I went round the front to keep an eye open for the Indians with the food, and was suddenly hit by the universality of the music that they were playing.It was "Ruby Tuesday", not necessarily the most famous Stones hit, originally issued in 1966 as a double 'A' Side with the better known "Let's Spend the Night Together". The whole crowd, several thousand of them, were singing along, young and old, punks, skinheads, rastas, goths, Sikhs, grandfathers with their seven year old grandchildren on their shoulders, mothers with their babies in their backpacks, couples of all ages and races, arms linked, joining in the verse, and then - all together now - the wonderful chorus.
"Goodbye, Ruby Tuesday,
Who could hang a name on you?
When you change withe every new day
Still I'm gonna miss you"
And I suddenly felt the greatest legacy of the Beatles and the Stones, and the other great pop groups of the era. More than any political party, any education system, any Queen, or police force, or film or tv programme, their music has created the thing we know today to be Britishness: a common thread that is, at its best, optimistic, creative, open-minded, proud, tolerant and diverse in every sense of that much maligned word. It was one of the unexpected moments when I realised that being an arts officer was about as good as it gets.
Then, after several encores, the crowd began to disperse and I realised that the meal for the band hadn't arrived. They were late. I was fretting that I'd been a fool to trust a community group to come up with the goods when, through the dark ten-o-clock night, thick with November fog and the smoke of a Miroesque melle of whizzing illicit rockets, a posse of around a half dozen small, stocky Asian women, came running at a canter in a well-ordered line, like a caravan emerging from a desert sandstorm carrying stacked tiffins of four or five pans suspended from each hand.

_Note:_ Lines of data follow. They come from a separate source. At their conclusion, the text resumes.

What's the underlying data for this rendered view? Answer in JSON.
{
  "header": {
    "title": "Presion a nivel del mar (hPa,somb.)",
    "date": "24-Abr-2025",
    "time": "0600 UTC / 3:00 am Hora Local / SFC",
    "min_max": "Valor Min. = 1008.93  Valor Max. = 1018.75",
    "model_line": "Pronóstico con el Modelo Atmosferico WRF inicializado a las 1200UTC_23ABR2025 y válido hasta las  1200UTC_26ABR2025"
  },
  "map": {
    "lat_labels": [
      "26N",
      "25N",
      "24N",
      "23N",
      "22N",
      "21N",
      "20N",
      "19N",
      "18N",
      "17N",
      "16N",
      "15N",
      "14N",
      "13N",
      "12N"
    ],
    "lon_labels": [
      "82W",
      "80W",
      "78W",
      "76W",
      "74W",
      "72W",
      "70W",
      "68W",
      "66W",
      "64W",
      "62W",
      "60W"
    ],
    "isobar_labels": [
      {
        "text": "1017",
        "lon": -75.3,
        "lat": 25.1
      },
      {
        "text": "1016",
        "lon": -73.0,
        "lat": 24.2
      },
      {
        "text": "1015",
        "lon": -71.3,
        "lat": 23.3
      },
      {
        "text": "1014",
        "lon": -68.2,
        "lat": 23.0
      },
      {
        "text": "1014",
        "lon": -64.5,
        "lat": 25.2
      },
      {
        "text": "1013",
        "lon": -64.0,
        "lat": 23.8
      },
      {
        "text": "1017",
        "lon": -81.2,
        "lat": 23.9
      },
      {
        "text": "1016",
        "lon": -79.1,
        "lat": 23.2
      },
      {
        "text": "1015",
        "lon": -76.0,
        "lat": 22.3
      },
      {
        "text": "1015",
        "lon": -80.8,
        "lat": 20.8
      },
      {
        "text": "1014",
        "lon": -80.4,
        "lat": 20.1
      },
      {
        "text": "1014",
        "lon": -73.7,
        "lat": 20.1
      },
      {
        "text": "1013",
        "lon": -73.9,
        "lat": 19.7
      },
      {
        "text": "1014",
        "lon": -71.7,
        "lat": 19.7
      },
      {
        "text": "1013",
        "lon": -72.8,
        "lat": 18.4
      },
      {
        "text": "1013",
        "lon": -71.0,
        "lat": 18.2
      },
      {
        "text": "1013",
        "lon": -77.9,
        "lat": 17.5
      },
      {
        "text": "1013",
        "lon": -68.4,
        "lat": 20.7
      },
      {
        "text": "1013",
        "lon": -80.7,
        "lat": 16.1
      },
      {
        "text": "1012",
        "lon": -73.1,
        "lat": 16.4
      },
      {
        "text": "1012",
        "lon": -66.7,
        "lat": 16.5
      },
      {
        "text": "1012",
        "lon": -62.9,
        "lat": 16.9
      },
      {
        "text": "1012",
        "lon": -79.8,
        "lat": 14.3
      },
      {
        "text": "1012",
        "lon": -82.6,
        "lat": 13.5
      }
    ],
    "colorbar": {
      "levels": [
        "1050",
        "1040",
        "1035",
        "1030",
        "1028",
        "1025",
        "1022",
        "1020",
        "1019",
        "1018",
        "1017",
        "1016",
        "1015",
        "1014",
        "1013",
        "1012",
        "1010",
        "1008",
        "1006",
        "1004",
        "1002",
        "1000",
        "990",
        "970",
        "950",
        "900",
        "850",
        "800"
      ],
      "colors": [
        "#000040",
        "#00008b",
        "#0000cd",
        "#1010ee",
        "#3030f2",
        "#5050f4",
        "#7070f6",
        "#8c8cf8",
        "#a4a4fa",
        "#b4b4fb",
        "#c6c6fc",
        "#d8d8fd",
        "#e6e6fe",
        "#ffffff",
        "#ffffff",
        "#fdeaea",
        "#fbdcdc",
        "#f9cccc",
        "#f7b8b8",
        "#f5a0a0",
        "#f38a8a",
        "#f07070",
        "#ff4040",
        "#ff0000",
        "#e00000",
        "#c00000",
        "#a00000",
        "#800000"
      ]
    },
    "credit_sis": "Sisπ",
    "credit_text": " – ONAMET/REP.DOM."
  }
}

The band said the food was the best they'd ever had, the Indian women had come up trumps, the riot was averted, the people of Islington and Haringey went home happy, feeling that they were part of something big and good. What could be better than that?
That was the last Islington Bonfire Night Firework Display. Cuts, the police and Trevor not being there to fight for it put paid to that. But it was worth every penny spent. For once, ordinary people from all walks of life came together and had a good time; and got something real back from the taxes they paid.
I haven't been to see a tribute band since. Why should I? I've seen the best, the original tribute band.